É apenas com Nietzsche que se percebe a “necessidade de desenredar o mundo do que considerará ser o alçapão do conhecimento” (p. 82). Segundo sua filosofia, a coisa-em si não existe, consequentemente, tampouco a verdade, o ponto de vista definido ou o eu unitário, o um uno do ser. Em sua afirmação radical do eu, “declara que ‘o sujeito é uma multiplicidade’, não cogita em uma pluralidade de singularidades, mas na heterogeneidade de indivíduos singulares” (p. 88). Para Nietzsche, o indivíduo é composto por uma pluralidade de inclinações e instintos, uma pluralidade de “vontades de potência” dotadas de diversos meios e formas expressivos. Essa perspectiva antecipa o sujeito fraturado por reconhecer, de maneira geral, que o sujeito é uma variedade de consciências formadas a partir de uma axiologia social hegemônica de determinado tempo e espaço, bem como de valores da comunidade em que se vive. Contudo, esse Nietzsche pluralista, que ultrapassa o traço egoico tradicional, é exceção em sua concepção teórica geral, contrariando-se a especificidade da diversidade – que não perdurou – e dominando-se, em contrapartida, o destaque do eu.

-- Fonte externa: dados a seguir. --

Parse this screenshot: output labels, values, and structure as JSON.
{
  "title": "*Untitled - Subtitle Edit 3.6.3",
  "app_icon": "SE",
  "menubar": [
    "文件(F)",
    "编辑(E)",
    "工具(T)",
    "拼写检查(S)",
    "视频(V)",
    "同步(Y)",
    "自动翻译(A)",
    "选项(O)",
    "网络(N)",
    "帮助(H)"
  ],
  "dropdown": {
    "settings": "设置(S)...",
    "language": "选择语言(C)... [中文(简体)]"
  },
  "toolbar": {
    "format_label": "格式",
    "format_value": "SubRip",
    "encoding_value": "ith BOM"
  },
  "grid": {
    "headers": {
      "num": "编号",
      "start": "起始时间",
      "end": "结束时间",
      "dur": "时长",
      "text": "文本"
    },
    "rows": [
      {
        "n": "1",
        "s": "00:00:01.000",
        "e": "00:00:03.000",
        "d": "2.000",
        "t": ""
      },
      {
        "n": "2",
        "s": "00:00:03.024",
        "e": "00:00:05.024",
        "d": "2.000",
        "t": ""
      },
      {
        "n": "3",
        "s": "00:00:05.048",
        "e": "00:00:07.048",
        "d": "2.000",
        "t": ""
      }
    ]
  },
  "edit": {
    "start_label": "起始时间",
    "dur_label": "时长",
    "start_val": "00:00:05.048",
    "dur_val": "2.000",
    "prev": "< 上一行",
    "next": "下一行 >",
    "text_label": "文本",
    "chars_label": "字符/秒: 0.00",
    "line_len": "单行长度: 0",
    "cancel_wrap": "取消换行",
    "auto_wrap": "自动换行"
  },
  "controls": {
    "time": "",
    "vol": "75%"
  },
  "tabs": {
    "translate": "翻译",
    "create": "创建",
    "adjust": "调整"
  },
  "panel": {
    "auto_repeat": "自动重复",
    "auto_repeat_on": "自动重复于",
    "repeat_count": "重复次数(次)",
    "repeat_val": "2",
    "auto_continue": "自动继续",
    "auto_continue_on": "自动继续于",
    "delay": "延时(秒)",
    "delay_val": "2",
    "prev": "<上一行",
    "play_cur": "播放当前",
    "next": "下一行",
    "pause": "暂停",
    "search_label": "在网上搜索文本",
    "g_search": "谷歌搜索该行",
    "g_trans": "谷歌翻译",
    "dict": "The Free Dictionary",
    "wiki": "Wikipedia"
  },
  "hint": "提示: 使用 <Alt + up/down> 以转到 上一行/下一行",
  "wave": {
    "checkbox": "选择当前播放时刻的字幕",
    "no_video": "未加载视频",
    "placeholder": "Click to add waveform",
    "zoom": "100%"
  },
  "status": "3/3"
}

Continuando a construção da descontinuidade
O destaque do eu entranhou de tal modo na constituição social que, como afirma Costa Lima, “quase três séculos depois, a sóbria vibração cartesiana continuará a ser escutada ao longo da obra de Georg Simmel” (p. 51). É o que percebemos no segundo capítulo do livro: “Georg Simmel e a questão do sujeito”, a partir da discussão em torno da harmonia estabilizadora do eu (que é controladora) e a ideia de uma pluralidade efetiva de papéis subjetivos (que libera o ficcional do veto da regularidade).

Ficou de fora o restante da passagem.